Another issue I hit was when Java starts. Java will check for total available system memory and then precedes to steal a good portion of it. Now this isn’t a problem with a dedicated server. A virtual server, on the other hand, is allocated a portion of the available system memory. So if the server you are on has 4gbs of memory. Java thinks it has 4gbs to play with, not the 256mb allocated to your virtual server.
This caused this weird issue where one mongrel process in my cluster would work and one wouldn’t. Because each mongrel instance starts its own Java process. The first one would steal all the available memory. Then the second couldn’t even start because no memory was available.
Making matters worse Rails or Mongrel, not sure which, would hide this memory error. I didn’t figure it out until I created a test script that forked, each fork loading the iText jar. The test showed the error coming from Java.
To fix this, I set the _JAVA_OPTIONS environment variable. The options get sent to Java as it loads, it limits the amount of ram each Java instance can eat up. Just place this next to your other Java environment variables inside your init.d mongrel script.

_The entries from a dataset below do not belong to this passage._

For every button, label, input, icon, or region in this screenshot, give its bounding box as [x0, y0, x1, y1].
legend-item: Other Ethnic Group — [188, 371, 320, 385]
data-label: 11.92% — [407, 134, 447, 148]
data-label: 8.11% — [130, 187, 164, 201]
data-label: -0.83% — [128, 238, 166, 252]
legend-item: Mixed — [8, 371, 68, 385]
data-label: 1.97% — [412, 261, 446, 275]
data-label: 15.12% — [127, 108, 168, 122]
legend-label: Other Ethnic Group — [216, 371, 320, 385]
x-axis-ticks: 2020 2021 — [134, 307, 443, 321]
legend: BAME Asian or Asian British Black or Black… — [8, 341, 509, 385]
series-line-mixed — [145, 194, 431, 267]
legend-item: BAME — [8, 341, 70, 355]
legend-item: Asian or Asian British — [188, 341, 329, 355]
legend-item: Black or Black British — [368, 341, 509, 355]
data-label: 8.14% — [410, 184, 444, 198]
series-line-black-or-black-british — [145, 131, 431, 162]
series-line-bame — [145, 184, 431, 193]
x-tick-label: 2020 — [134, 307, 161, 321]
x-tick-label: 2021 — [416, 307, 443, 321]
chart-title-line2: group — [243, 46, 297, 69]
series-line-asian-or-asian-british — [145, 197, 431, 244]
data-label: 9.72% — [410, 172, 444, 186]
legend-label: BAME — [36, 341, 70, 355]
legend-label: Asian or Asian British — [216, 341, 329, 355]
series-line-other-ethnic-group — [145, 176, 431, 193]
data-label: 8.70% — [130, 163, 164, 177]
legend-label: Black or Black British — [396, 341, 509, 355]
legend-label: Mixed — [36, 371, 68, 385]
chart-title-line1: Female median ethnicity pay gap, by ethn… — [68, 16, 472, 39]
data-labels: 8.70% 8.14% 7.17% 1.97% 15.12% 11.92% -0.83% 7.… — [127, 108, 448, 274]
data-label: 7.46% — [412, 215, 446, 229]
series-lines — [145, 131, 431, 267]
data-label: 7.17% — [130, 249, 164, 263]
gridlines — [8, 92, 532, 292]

export _JAVA_OPTIONS='-Xms16m -Xmx32m'
You may have to fudge these numbers a little for your particular environment. Or, if you are using a dedicated server don’t worry about it.
Limitations
Now for my particular needs, I only needed text placeholders for the template. However, I believe using LiveCycle designer you can place image placeholders and table based data. Then use iText to fill them in. Don’t take my word for it though.